Netanyahu'nun hiçbir yere gittiği yok. Çoğu İsrailli ondan hoşlanmayabilir ama onun savaş politikalarını onaylıyorlar. Bu hafta, İsrail'in Knesset'i, Amerikalılar ve İngilizler de dahil olmak üzere uluslararası iki devletli çözüm çağrılarına yönelik sert bir sitemle, 120 oydan 99'unu alarak Filistin devletinin tek taraflı tanınmasına karşı olduğunu bildiren bir kararı onayladı.
KIZILDENİZ GÜNDEN GÜNE KAYNIYOR
Ve bir de, bir danışmanlık firmasına göre Süveyş Kanalı'ndan geçen konteyner gemilerinin sayısını Aralık ayında başladığından bu yana yaklaşık %72 oranında azaltan bir dizi iğne ucu darbesi ile kendilerini göstermeyi başaran Husiler var. Amerika'nın Kızıldeniz üzerinden ticaret akışını sürdürmek için etkili bir koalisyon kurma çabaları başarısız oldu. Husi saldırılarına karşılık verme çabaları Husi saldırılarının durmasına neden olmadı.
Bu başarısızlık, iki yüzyıl boyunca önce İngiliz Donanması, sonra da Amerika ile inşa edilen açık küresel ekonominin önemli bir bileşeni olan denizlerin özgürlüğünü garanti altına alan ABD'nin güvenilirliğine bir darbedir. Ve bu düzenin denizdeki temellerine yönelik daha fazla tehdit ufukta görünüyor. Rusya ve Çin, artık dünya genelinde verilerin depolandığı "bulutun" ayrılmaz bir parçası olan deniz altı kablolarını kesme kapasitesini artırıyor. Eğer ABD, Husiler gibi devlet dışı bir aktörü Kızıldeniz'deki yıkıcı davranışlarından caydıramazsa, Çin ve Rusya gibi güçlere karşı şansı nedir?

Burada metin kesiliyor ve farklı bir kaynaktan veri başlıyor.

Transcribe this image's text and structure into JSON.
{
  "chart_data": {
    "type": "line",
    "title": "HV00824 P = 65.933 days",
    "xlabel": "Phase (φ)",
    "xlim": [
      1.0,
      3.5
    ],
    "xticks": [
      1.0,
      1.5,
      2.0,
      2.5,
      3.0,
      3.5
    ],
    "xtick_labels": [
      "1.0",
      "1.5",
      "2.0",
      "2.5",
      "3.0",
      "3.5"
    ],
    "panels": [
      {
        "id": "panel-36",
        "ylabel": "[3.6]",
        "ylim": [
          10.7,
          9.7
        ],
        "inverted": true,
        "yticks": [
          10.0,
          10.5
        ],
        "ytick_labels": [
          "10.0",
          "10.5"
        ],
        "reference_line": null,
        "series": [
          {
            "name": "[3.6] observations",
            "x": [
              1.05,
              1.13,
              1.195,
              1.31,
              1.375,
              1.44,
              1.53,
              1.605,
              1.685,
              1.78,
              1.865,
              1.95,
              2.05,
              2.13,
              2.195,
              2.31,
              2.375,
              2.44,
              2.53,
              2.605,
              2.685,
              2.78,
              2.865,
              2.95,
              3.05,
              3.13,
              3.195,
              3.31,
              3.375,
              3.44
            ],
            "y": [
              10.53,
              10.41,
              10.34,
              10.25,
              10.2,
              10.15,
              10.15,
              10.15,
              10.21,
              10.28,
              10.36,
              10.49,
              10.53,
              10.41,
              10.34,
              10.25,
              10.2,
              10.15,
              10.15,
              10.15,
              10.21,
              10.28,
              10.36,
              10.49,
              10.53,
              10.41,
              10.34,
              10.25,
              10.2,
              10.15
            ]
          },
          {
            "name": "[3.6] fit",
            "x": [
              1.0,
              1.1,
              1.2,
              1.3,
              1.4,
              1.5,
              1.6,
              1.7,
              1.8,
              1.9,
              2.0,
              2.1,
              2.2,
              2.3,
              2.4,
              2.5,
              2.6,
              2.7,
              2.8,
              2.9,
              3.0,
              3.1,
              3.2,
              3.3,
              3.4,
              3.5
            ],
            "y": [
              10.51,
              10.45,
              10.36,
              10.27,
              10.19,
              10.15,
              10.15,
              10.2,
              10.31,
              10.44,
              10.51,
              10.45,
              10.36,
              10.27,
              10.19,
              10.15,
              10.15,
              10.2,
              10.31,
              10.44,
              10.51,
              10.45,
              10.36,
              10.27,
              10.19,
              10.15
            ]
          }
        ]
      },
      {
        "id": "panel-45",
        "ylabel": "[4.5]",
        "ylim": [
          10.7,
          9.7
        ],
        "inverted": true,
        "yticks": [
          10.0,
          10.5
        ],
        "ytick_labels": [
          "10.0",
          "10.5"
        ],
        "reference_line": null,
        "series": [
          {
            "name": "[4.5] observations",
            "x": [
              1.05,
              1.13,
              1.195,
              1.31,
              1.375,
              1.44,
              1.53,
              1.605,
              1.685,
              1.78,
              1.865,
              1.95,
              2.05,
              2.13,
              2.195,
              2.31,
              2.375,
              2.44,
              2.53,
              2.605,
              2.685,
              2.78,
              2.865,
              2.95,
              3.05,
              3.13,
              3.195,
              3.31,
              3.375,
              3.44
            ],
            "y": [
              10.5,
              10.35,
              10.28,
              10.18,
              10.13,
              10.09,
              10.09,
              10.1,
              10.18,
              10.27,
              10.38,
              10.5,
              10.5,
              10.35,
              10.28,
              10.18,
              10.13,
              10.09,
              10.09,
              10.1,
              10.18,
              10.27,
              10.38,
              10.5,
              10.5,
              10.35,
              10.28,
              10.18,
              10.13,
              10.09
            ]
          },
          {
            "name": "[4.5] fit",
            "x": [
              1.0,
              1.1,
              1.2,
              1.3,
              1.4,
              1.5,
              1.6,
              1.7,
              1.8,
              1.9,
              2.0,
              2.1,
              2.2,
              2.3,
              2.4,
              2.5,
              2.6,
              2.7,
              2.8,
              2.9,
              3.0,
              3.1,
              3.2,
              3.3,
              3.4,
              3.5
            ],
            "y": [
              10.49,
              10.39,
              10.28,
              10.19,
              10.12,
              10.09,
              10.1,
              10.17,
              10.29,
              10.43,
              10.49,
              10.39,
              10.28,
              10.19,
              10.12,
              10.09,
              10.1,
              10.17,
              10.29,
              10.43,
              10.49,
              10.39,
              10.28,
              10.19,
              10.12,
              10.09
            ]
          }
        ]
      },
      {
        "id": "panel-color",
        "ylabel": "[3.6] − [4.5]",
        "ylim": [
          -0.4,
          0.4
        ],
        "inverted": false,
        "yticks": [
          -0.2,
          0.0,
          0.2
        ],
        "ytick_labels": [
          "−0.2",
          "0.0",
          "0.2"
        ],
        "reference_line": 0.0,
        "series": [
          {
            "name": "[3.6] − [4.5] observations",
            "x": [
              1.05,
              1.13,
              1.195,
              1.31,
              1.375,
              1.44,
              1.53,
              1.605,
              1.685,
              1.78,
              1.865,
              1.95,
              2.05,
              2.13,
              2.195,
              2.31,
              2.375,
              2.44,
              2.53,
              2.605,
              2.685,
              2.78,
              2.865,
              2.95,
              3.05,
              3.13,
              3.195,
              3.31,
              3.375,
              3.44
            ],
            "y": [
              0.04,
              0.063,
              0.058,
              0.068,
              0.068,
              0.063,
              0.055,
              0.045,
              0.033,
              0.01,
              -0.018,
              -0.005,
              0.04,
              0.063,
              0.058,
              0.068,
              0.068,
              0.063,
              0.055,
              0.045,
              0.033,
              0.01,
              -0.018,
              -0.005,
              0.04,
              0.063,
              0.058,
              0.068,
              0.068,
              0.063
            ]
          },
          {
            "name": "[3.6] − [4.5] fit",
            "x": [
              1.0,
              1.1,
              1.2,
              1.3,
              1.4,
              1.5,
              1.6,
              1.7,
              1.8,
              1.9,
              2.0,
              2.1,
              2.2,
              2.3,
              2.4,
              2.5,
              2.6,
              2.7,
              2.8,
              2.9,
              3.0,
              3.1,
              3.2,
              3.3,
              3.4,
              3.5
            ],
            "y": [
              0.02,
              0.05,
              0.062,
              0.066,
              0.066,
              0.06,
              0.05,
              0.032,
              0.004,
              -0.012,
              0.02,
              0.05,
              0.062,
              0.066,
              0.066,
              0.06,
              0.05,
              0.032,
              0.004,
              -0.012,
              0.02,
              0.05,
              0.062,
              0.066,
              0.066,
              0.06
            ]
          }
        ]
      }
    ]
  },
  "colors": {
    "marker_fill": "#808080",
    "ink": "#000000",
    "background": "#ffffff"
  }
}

DÜNYANIN YENİ NORMALİ: ÇATIŞMALAR
Tüm bu sorunları çözmenin yolları var. Ancak bu, Batı dünyasında bir paradigma değişimini gerektiriyor. Artık yüksek güvenlik çağındayız. Bu, hükümetlerin savunmaya önemli ölçüde daha fazla harcama yapması ve daha verimli harcama yapması gerektiği anlamına geliyor.
Yine de tüm bu çatışmalar çözüme kavuşsa dahi bu durumun dünyanın yeni normali olduğu kaçınılmaz bir gerçek. Artık çatışma haberleri kimseyi şaşırtmıyor. Kendi ülkesinde olmuyorsa ürkütmüyor da. Bu nedenle bağımlılık kazandığımı soğuk savaş tadındaki çatışma ve gerilimlerin sonucu ne olursa olsun, insanlık üzerindeki yıkıcı tahribatı hiç kuşkusuz uzun yıllar kalıcı olacağa benziyor.